Het Ctgb heeft in de vergadering van 24 februari besloten om het wettelijk gebruiksvoorschrift aan te scherpen voor middelen met schimmel bestrijdende azolen. Deze worden toegepast in de bloembollen- en bolbloementeelt. Zo moet langdurige opslag van plantaardig restmateriaal met azolen zijn voorkomen.
Resistentie
De achtergrond van deze maatregel is dat het gebruik van deze middelen kan leiden tot resistente vormen van de schimmel Aspergillus fumigatus in hopen met restmateriaal. Deze veel voorkomende schimmel is ook aangetroffen bij patiënten met longinfecties. De resistente schimmels kunnen dan ook resistent zijn tegen humane geneesmiddelen op basis van azolen; waardoor infecties moeilijk zijn te behandelen.
Zorgvuldige verwerking restmateriaal
Het aanpassen van het gebruiksvoorschrift volgt dan ook op goed overleg met de sector en toelatinghouders. Deze nemen hun verantwoordelijkheid in het terugdringen van het risico. In een brief die deel uitmaakt van het collegebesluit bevestigen zij de gemaakte afspraken en werkwijzen; zoals uitgewerkt in het protocol.

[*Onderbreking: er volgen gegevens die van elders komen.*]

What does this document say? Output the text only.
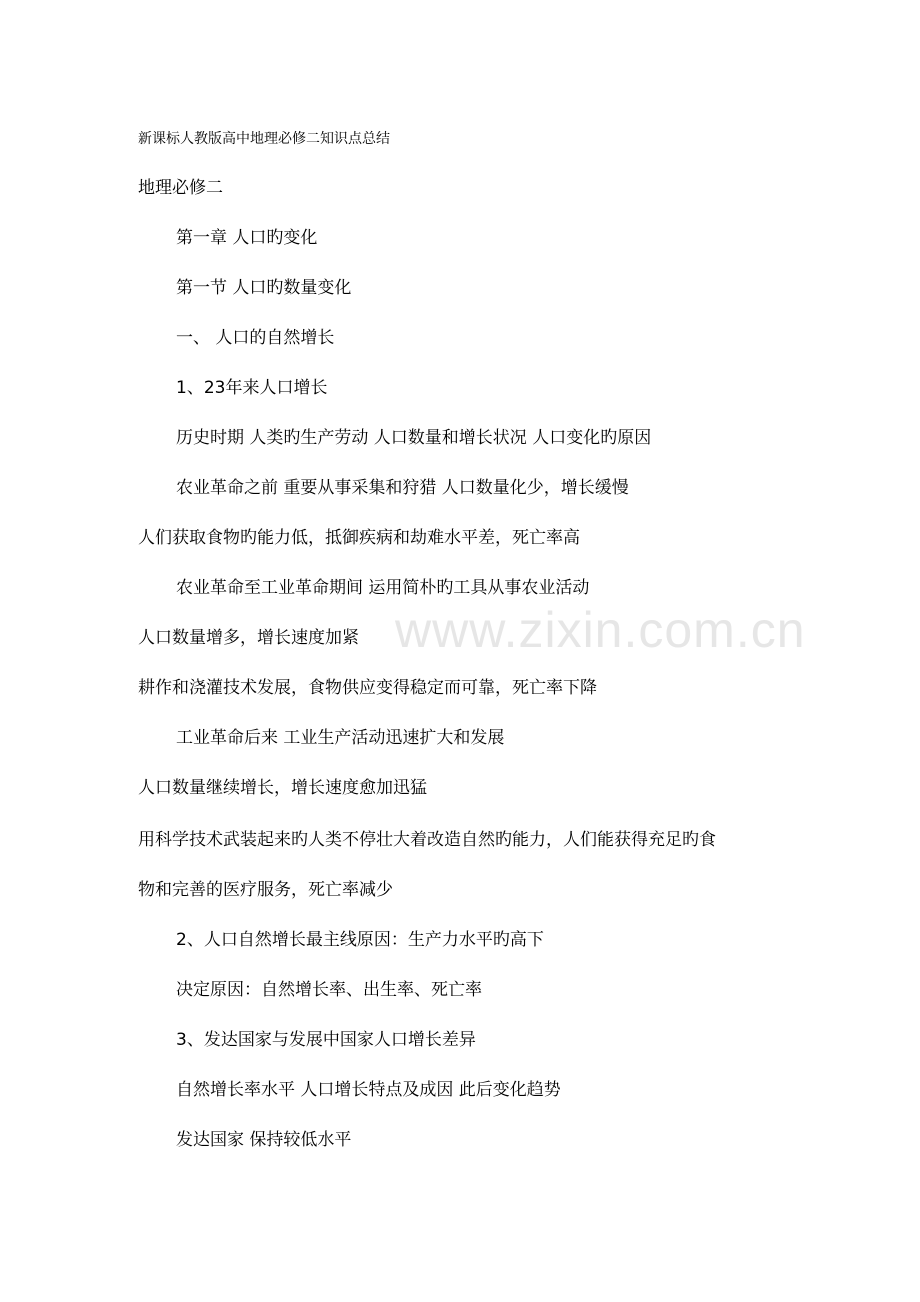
www.zixin.com.cn

新课标人教版高中地理必修二知识点总结

地理必修二

第一章 人口旳变化

第一节 人口旳数量变化

一、 人口的自然增长

1、23年来人口增长

历史时期 人类旳生产劳动 人口数量和增长状况 人口变化旳原因

农业革命之前 重要从事采集和狩猎 人口数量化少，增长缓慢

人们获取食物旳能力低，抵御疾病和劫难水平差，死亡率高

农业革命至工业革命期间 运用简朴旳工具从事农业活动

人口数量增多，增长速度加紧

耕作和浇灌技术发展，食物供应变得稳定而可靠，死亡率下降

工业革命后来 工业生产活动迅速扩大和发展

人口数量继续增长，增长速度愈加迅猛

用科学技术武装起来旳人类不停壮大着改造自然旳能力，人们能获得充足旳食

物和完善的医疗服务，死亡率减少

2、人口自然增长最主线原因：生产力水平旳高下

决定原因：自然增长率、出生率、死亡率

3、发达国家与发展中国家人口增长差异

自然增长率水平 人口增长特点及成因 此后变化趋势

发达国家 保持较低水平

Bij het aangepaste gebruiksvoorschrift hoort een protocol dat de juiste verwerking vastlegt. Het protocol schrijft voor dat azoolhoudend afval moet zijn afgedekt en ten hoogste twee weken mag zijn opgeslagen. Het mag onder strikte voorwaarden zijn verbrand, vergist of gecomposteerd en uitgereden. De teler en de afnemer tekenen beiden voor dit proces, om zo route en verwerking van het materiaal goed te kunnen borgen. Het protocol treedt met het Collegebesluit direct in werking.
Opvolging en onderzoek
In 2021 zullen de effecten van de opgelegde maatregelen gemonitord zijn en zal verder onderzoek plaatsvinden. Waar nodig is het protocol dan aangepast aan nieuwe inzichten. Daarnaast is ook onderzoek naar andere mogelijke bronnen van resistente schimmels op plantaardig restmateriaal.